Laki-laki yang berasal dari keluarga terhormat dan kaya di kampungnya Wawewa,
Sumba Barat. Banyaknya harta menjadi tolak ukur terhormatnya sebuah pernikahan
di kampung ini. Demi gengsi, kekayaan, dan harga diri keluarga, Wini dinikahkan
dengan Bili, laki-laki yang bahkan tidak menamatkan sekolah pada level
wajib belajar dan terkenal dengan perilakunya yang kurang baik.
Meskipun
Wini adalah seorang terpelajar, Sarjana tamatan universitas swasta yang
terkenal di Yogyakarta, statusnya sebagai wanita menjadikannya berada pada
posisi yang lemah dalam setiap keputusan adat dan keluarga. Wanita Wawewa
diwajibkan untuk menikah dengan pria Wawewa. Wini tidak punya hak untuk memilih
siapa yang akan menjadi pasangan hidupnya, bapanya menjadi hakim dalam
keluarga. Bahkan mamanya hanya bisa menangis dan pingsan saat pernikahan Wini.
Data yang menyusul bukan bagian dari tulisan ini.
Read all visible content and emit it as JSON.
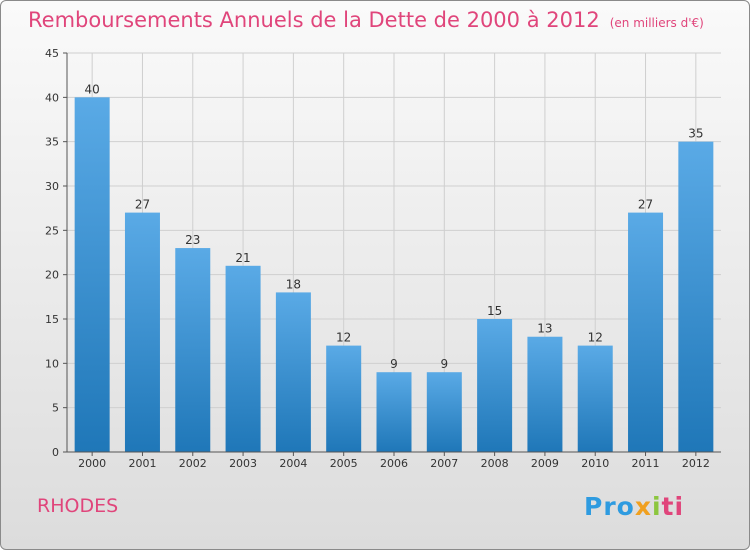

Beliau sangat bersedih dan merasa bertanggung jawab atas derita Wini yang
kehilangan kekasih hati karena tidak punya daya dan upaya untuk menentang
keputusan bapanya. Kegundahan batin para wanita dalam keluarga Wini menjadi
ironi jika dibandingkan dengan hiruk-pikuk dan gemerlapnya pernikahan Wini dan
Bili.
Dalam
pusaran kultur Wawewa yang memposisikan wanita sebagai kaum marginal, derita
Wini seolah tak kunjung berakhir. Di saat Wini sedang hamil, mamanya meninggal
dunia. Di sisi lain, Dia harus bertahan
dengan suaminya yang berperangai buruk dan
pemalas akibat didikan yang sangat permisif oleh orang tua dan dimanjakkan
dengan uang sejak kecil. Suaminya selalu mabuk-mabukan, dan tidak bertanggung
jawab, bahkan setelah Belva (anak Wini dan Bili) beranjak SD. Wini tak punya
kuasa untuk berpisah dengan Bili, meskipun secara nyata dia tahu jika suaminya
telah punya wanita idaman lain di luar sana. Selain tidak dibolehkan secara
adat, Wini dan keluarganya tidak akan mampu untuk mengembalikan setiap sen
seserahan yang diterima saat pernikahan dulu. Bahkan setelah Bili harus menikah
lagi karena selingkuhannya telah berbadan dua.
Membaca
lembar demi lembar kisah wanita Wawewa yang diwakilkan oleh Wini dalam novel
ini sungguh menimbulkan rasa iba yang mendalam. Apalagi ini adalah novel yang
diangkat dari kisah nyata.
Adat
dalam masyarakat kita memang masih menjadi salah satu rujukan utama dalam
aturan berkehidupan masyarakat. Kuasa adat selalu menghadirkan pihak-pihak yang
berkedudukan dominan dan lainnya marginal. Dalam konteks Wawewa, laki-laki
berada pada posisi yang mendominasi. Seolah membaca kisah Siti Nurbaya dan
Datuk Maringgih dalam setting yang berbeda.
Sebagai
seorang yang mendalami ilmu sosial, penulis dengan apik menggarap kisah ini
dengan membumbuinya dengan beragam teori-teori sosial tentang kuasa dan budaya.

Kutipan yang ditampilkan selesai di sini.